KCDK-E’nin açıklaması şöyle:
“Önder Apo’ya karşı 23 yıl önce komployu gerçekleştiren güçler Önder Apo ve Kürt özgürlük mücadelesini tasfiye etmeyi amaçlıyorlardı. Başta Rêber Öcalan direnişi olmak üzere halkımız ve dostlarımızın gerçekleştirdiği direnişle tamamı olmasa da komployu önemli oranda boşa çıkardılar. Başarılı olamayan bu güçler komployu güncelleyerek sürdürmeye çalışıyorlar. AKP-MHP devleti geliştirdiği çökertme planı çerçevesinde Kürdistan’da geliştirdiği katliam ve işgal politikalarında, İmralı’daki tecritti ve işkence sistemi bu güçlerin desteği ve ortaklaşmasıyla yürütmektedir.
En son uluslararası hukuku ve insanlık değerlerini ayaklar altına alan politikalarını daha da ileri götürerek Kürdistan özgürlük gerillasına karşı kimyasal silahları kullanan soykırımcı Türk devleti uluslararası kurumların ve güçlerin sessizliğinden cesaret alarak gerçekleştirmektedir.
Tüm bu kirli planları ve politikaları geçen yıl 12 Eylül’de Kürdistan halkı ve dostları ortaklaşa başlattıkları ‘Dem Dema Azadiyê ye’, Şimdi Öcalan’a Özgürlük hamlesiyle önemli oranda boşa çıkarmıştır.
2 Ekim’de Strasburg’da İngiliz ve Fransız sendikaları, Fransa’nın önemli sivil toplum örgütü MRAP, Arap halkların kurumu ve demokratik güç birliği gibi katıldığı organizasyonda bir çok ülkedeki aydınların, akademisyenlerin, kadın, çevre örgütlerin yer aldığı Öcalan’a Özgürlük İnisiyatifi’nin düzenlediği miting ‘Dem Dema Azadiyê ye’ hamlesinin 2. Aşamasının ilanı ve taleplerini görkemli bir şekilde dile getirdiği gibi, Önder Öcalan’ı Kürt halk önderliğinden demokratik konfederalizmin önderliği haline getirerek, demokrasi ve özgürlük önderliği olarak uluslararasılaştırmıştır.
İtalya, İngiltere ve Fransa ve daha birçok yerden katılımcı ve saygın konuşmacıların olduğu mitingde Kürt halkı ve dostlarının talepleri; 23 yıldır süren tecrit son bulsun, uluslararası hukuk işletilsin ve CPT derhal görevini yapsın.
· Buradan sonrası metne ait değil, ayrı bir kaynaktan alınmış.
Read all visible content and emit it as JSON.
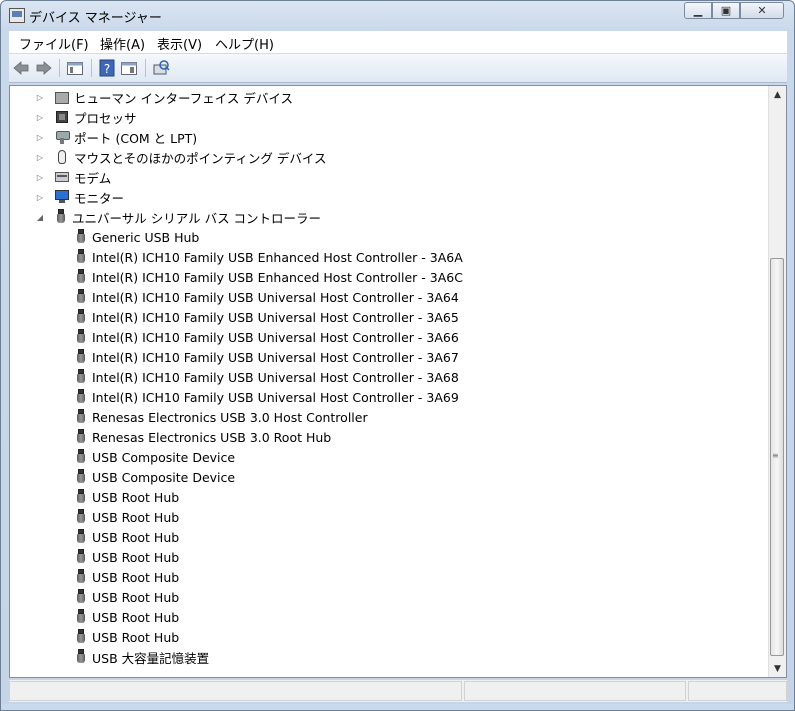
{
  "window": {
    "title": "デバイス マネージャー"
  },
  "menubar": {
    "items": [
      "ファイル(F)",
      "操作(A)",
      "表示(V)",
      "ヘルプ(H)"
    ]
  },
  "toolbar": {
    "buttons": [
      "back-icon",
      "forward-icon",
      "properties-view-icon",
      "help-icon",
      "view-icon",
      "scan-hardware-icon"
    ]
  },
  "tree": {
    "categories": [
      {
        "label": "ヒューマン インターフェイス デバイス",
        "icon": "hid-icon",
        "expanded": false
      },
      {
        "label": "プロセッサ",
        "icon": "processor-icon",
        "expanded": false
      },
      {
        "label": "ポート (COM と LPT)",
        "icon": "port-icon",
        "expanded": false
      },
      {
        "label": "マウスとそのほかのポインティング デバイス",
        "icon": "mouse-icon",
        "expanded": false
      },
      {
        "label": "モデム",
        "icon": "modem-icon",
        "expanded": false
      },
      {
        "label": "モニター",
        "icon": "monitor-icon",
        "expanded": false
      },
      {
        "label": "ユニバーサル シリアル バス コントローラー",
        "icon": "usb-icon",
        "expanded": true
      }
    ],
    "usb_children": [
      "Generic USB Hub",
      "Intel(R) ICH10 Family USB Enhanced Host Controller - 3A6A",
      "Intel(R) ICH10 Family USB Enhanced Host Controller - 3A6C",
      "Intel(R) ICH10 Family USB Universal Host Controller - 3A64",
      "Intel(R) ICH10 Family USB Universal Host Controller - 3A65",
      "Intel(R) ICH10 Family USB Universal Host Controller - 3A66",
      "Intel(R) ICH10 Family USB Universal Host Controller - 3A67",
      "Intel(R) ICH10 Family USB Universal Host Controller - 3A68",
      "Intel(R) ICH10 Family USB Universal Host Controller - 3A69",
      "Renesas Electronics USB 3.0 Host Controller",
      "Renesas Electronics USB 3.0 Root Hub",
      "USB Composite Device",
      "USB Composite Device",
      "USB Root Hub",
      "USB Root Hub",
      "USB Root Hub",
      "USB Root Hub",
      "USB Root Hub",
      "USB Root Hub",
      "USB Root Hub",
      "USB Root Hub",
      "USB 大容量記憶装置"
    ]
  },
  "scrollbar": {
    "position": "bottom"
  }
}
Konseyin Reber Apo için aldığı kararı hayata geçirsin. Türk devletine yaptırım uygulanması. AİHM, Avrupa Konseyi ve BM’nin Türkiye’ye uluslararası sorumluluklarını hatırlatarak gerekirse Türk devletine yaptırım uygulamalıdır. Avrupa Konseyi Bakanlar Komitesi’nin icra yetkisinin sağladığı yaptırım gücünü kullanarak, Önder Öcalan’ın özgürlüğünü amaçlayan siyasi adımları acilen atmalıdır.
2 Ekim’de Strasburg’da Öcalan’a Özgürlük inisiyatifinin düzenlediği Özgürlük kazanacak ve Öcalan için harekete geç Kampanyasının ilanı ve taleplerini dile getirdikleri miting görkemli bir şekilde gerçekleşti. Bu görkemli mitingi organize eden ve katılan herkesi selamlar ve kutluyoruz
Mitingin ardından Arnold Meydanı’nda Kürdistanlılar ve dostları taleplerini duyurmak ve ilgili kurumları harekete geçirmek için sivil itaatsizlik haklarını kullanarak çadır köy komünü eylemini başlattılar. Çadır köydeki çok sayıda yaşlı, genç ve kadın Strasburg polisinin acımasızız şiddeti ve saldırılarıyla karşılaşmıştır. Eylemciler yerlerde sürüklendi, şiddete uğradılar ve göz yaşartıcı gazlarla işkence gördüler. Kurulan çadırlar parçalandı, şahsi eşyalar darmadağın edildi. Bu saldırılarla Strasburg valisi ve polisi DAİŞ zihniyetli Erdoğan’ın kirli politikalarına güç vermiştir.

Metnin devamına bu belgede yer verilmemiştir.